Canni nursing a young fawn |
There is a chance that you have encountered an Akbash dog.
Akbash is a Turkish word meaning “white faced dog”. It is the name of an
ancient rare breed of dog from Turkey .
hey have been used for thousands of years as a guardian for sheep and goats.
This is a LGD, Livestock Guarding Dog. They do not herd the
sheep, moving them from place to place.
They live with the sheep, following the flock wherever it
goes. The main thing they do is guard the sheep from predators. They become, in essence, a big mean sheep!
Akbash dogs are highly prized because they will not hurt
their charges. Many guard dogs will
actually attack and kill livestock, but not these dogs. That makes them ideal for their work.
We bought our first Akbash dogs after someone cut the fence
in our compound and stole our first miniature donkey. My male was an eight-month-old pup I found in
Virginia . At
the same time, I continued with some friends to Prince Edward’s Island in Canada and
purchased a grown female. At that time there were fewer than 1,200 Akbash dogs
in the western hemisphere.
These two dogs were perfect for life in my zoo. The male, Kurye, needed no training. He knew
exactly what to do. Kurye is a Turkish word that means “sacred guardian”. He
had thick short hair, a broad skull, and powerful shoulders. On his hind legs
he would almost reach the top of our
six-foot gate with his forepaws.
Canni, the female had a bit longer hair, rather like a
golden retriever. She was more slender and streamlined like a greyhound. Canni is a Turkish word meaning “beloved”.

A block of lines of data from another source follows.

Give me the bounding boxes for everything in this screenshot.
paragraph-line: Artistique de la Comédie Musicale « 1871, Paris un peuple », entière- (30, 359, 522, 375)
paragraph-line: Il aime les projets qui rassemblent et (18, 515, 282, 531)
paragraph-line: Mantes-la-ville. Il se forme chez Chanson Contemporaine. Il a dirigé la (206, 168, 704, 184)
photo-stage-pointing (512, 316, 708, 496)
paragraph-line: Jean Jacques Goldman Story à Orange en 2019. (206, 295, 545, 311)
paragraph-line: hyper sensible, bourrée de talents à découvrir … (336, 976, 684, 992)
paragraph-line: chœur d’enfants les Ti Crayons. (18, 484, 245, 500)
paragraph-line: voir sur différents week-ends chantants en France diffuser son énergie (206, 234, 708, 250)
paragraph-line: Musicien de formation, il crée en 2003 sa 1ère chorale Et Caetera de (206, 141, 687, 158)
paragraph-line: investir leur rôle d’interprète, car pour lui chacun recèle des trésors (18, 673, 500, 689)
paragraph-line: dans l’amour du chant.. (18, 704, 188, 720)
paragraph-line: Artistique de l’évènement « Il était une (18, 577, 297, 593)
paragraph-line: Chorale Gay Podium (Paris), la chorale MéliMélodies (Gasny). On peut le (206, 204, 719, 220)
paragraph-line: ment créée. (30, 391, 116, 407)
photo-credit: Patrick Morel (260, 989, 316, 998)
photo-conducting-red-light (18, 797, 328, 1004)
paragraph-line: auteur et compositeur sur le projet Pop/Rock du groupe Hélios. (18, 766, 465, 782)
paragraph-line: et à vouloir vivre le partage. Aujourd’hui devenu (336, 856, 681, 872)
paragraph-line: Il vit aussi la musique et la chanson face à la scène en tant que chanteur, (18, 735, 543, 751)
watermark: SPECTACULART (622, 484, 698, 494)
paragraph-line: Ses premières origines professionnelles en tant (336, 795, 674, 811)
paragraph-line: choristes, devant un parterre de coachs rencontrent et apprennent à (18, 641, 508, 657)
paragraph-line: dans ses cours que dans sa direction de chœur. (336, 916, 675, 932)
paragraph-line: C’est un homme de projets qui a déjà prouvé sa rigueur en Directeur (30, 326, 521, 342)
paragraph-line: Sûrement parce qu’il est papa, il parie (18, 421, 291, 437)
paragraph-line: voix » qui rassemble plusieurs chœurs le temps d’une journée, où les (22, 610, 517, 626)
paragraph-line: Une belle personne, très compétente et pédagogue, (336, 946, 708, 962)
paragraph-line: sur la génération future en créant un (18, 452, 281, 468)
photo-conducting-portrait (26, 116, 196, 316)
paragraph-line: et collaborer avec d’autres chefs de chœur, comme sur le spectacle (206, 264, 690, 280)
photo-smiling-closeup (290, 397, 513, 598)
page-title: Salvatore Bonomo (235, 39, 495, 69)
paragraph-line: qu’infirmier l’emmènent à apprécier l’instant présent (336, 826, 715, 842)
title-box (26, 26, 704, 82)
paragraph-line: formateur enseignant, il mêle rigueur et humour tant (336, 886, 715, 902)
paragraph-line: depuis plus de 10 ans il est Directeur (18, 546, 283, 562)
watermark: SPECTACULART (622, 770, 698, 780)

Both of these dogs immediately took to all of our critters. They slept with them, ate with them, and protected them. They loved and nurtured any type of baby animal on in the zoo. They would lick and clean them and follow them everywhere.
Here is Canni suckling an orphan fawn. Although we
bottle-fed him daily, he still wanted to suckle. She had just weaned her own
puppies, but still had a bit of milk. She nursed, cleaned and cared for this
fawn until he was completely grown.
Although we weqn puppies around five to six weeks, fawns nurse for some
six months.
Before we got them, we had a problem with predators. At night weasels, foxes, bobcats and other varmints would come into our compound and steal a chicken. No matter what we did, every few days we would find a clump of feathers or parts of an eaten bird.
Once the Akbash came, that stopped. We would hear them
barking in the night as they kept the varmints from entering our compound.
As we acquired more and more animals, we added more
pens. Joe had built a large pen just
outside our main compound. Kurye could
get to every animal pen except that one because it had an eight-foot fence across
the front. The new part was only five feet tall.
One night he was barking and having a fit, clawing at the back
compound gate to get out. I ran out and
opened the gate. He ran across our back yard, jumped over the four-foot fence
and charged down the edge of the field until he got to the back of the new
turkey pen. He jumped that five-foot fence and ran to the base of a tree where
a turkey hen was nesting.
Snarling, he attacked. I was shocked, thinking he had
attacked the turkey. He shook his victim, dropped it, and shook it again. He
dropped it a second time, and then trotted over to me with a wag. He had just
killed a large possum! From then on, we
made sure to let him out when he wanted to get out.
Ira is the name of the Akbash dog in The Thwarting of Mr.
Dingsnapple. One of Kurye’s sons was named Ira. The dog in the story is abased on Kurye’s personality,
but I decided that Ira would be an easier name for my readers to use.